1.2 Ratsmitglied Dr. Hütte (CDU) erklärt für seine Fraktion die Zustimmung zum vorgelegten Planwerk. Mit Blick auf die freie Finanzspitze erläutert er, daß nach den Schwerpunktinvestitionen der vergangenen Jahre in der Investitionstätigkeit eine gewisse Zurückhaltung geboten sei. Er regt an, beschleunigt die Erschließung des Industriegebietes "Alter Galgen" zu betreiben, um sobald wie möglich eine Gewerbeansiedlung dort zu ermöglichen. Außerdem soll das Schild, auf dem das Grundstücksangebot der Stadt in diesem Bereich publiziert werden soll, aufgestellt werden. Die Verwaltung wird auch gebeten, sich möglichst frühzeitig Gedanken über die Abwasserbeseitigung in diesem Bereich zu machen.
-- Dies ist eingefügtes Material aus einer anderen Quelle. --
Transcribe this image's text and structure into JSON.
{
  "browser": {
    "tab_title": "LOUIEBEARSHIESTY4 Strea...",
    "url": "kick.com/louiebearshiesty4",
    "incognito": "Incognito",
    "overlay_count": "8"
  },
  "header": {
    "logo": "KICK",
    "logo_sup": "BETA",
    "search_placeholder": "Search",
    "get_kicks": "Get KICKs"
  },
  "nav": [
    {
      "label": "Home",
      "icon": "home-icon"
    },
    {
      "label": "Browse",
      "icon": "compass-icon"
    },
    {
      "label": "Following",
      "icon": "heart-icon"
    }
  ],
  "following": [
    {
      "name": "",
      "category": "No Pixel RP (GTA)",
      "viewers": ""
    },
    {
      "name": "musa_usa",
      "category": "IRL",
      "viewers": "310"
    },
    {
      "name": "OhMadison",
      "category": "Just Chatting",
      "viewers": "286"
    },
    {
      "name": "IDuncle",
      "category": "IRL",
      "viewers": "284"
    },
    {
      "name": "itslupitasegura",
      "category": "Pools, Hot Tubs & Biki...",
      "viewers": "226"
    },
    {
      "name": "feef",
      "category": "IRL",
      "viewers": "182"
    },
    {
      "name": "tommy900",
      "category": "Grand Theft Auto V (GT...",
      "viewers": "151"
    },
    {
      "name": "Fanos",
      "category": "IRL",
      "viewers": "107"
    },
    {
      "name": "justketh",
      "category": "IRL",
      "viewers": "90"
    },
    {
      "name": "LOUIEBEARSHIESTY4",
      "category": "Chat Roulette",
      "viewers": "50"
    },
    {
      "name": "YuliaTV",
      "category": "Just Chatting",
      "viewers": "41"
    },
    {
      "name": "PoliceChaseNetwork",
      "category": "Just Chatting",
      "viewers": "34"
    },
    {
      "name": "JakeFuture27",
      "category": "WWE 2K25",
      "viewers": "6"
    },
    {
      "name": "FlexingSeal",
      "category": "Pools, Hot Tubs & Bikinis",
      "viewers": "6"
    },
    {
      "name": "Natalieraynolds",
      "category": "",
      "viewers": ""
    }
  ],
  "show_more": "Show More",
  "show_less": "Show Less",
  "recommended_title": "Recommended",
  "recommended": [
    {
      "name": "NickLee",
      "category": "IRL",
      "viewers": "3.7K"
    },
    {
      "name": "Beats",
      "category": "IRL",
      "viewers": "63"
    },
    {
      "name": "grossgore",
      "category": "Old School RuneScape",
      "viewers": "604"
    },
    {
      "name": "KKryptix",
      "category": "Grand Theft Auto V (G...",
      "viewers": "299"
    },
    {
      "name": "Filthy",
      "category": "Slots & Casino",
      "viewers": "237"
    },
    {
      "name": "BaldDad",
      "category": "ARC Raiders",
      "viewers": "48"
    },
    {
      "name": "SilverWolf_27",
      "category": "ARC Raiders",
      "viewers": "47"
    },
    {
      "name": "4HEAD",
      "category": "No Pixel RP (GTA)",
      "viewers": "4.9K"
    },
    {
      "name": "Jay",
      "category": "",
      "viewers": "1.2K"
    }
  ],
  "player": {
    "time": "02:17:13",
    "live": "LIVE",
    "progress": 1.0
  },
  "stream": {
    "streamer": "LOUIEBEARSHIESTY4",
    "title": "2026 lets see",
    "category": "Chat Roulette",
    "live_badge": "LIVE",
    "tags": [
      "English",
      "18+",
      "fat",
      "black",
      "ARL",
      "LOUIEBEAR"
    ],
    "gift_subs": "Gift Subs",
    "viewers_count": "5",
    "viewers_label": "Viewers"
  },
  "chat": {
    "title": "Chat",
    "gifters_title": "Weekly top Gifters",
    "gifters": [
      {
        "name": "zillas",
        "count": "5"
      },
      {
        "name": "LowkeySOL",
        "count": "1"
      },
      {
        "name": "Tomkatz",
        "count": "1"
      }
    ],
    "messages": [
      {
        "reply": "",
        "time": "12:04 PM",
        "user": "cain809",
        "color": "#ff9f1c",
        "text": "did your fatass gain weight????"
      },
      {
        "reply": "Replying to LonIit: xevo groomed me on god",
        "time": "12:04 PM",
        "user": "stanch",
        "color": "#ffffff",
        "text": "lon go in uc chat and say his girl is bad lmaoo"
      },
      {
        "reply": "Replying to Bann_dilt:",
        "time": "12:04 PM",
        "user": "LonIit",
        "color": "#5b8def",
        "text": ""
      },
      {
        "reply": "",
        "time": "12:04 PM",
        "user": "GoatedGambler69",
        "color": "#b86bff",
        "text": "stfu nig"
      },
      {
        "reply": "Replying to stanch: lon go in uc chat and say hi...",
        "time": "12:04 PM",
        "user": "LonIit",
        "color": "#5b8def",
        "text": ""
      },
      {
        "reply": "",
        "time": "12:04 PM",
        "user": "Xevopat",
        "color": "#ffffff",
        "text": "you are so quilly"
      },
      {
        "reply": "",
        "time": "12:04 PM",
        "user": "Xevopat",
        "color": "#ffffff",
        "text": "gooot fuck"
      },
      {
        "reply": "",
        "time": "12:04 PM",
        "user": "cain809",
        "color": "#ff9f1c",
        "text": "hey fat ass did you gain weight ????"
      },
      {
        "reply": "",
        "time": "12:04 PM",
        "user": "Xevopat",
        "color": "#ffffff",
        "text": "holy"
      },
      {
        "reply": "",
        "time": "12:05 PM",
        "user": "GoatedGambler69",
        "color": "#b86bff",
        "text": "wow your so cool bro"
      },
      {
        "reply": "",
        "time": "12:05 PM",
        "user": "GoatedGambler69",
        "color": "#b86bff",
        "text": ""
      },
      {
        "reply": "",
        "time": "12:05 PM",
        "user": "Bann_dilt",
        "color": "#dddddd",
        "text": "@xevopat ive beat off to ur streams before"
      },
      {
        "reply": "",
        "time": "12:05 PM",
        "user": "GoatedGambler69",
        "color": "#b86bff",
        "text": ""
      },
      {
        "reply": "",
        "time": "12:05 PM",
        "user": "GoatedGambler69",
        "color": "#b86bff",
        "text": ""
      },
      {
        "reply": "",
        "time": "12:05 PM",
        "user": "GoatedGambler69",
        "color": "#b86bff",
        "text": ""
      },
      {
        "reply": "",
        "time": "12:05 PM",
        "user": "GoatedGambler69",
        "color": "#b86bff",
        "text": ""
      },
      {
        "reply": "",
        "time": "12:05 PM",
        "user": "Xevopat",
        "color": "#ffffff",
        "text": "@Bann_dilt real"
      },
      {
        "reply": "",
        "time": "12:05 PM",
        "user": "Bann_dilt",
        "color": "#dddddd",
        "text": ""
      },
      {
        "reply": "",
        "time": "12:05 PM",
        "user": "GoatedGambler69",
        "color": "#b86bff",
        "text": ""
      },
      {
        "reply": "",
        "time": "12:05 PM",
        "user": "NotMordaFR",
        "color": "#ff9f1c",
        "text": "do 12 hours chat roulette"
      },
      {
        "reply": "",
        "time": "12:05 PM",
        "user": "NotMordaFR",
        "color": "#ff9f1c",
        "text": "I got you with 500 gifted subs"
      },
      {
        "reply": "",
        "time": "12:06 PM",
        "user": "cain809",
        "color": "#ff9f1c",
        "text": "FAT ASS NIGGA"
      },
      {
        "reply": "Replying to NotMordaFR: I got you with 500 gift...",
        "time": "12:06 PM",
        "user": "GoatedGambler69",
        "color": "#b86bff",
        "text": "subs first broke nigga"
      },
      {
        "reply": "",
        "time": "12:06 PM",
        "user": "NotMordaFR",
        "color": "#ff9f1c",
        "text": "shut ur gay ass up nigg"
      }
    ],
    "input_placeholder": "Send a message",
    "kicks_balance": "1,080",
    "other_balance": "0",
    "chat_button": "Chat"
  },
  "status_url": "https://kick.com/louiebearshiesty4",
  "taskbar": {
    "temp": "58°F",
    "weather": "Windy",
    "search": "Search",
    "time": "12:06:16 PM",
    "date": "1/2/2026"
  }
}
1.3 Für die SPD-Fraktion erklärt deren Vorsitzender Widner die grundsätzliche Zustimmung zum Nachtragshaushaltsplan. Sie beurteile das Planwerk in der Tendenz positiv. In bestimmten Bereichen wünsche sich die SPD-Fraktion genauere Erläuterungen und sorgfältigere Kostenvoranschläge bei der Aufstellung des Haushaltsplanes.
1.4 Für die FWG-Fraktion erklärt Ratsmitglied Schweizer die Zustimmung zum Planwerk. Er verweist auf die hohen Belastungen der Stadt durch die Umlagen, die vonfihr zu entrichten sind. Außerdem macht er auf die hohe Beteiligung der Stadt an den ungedeckten Kosten für das Hallen- und Freibad in Montabaur aufmerksam. Er verbindet damit den Appell an die Bürger, diese kommunale Einrichtung verstärkt zu nutzen. Für die FWG-Fraktion fordert er den Ausbau des vorderen Rebstockes und der Bahnhofstraße im dico e m Jah)t.MDamit verbunden wird die Bitte an die Verwaltung, die gravierendsten Schäden an der Bahnhofstr. kurzfristig zu reparieren.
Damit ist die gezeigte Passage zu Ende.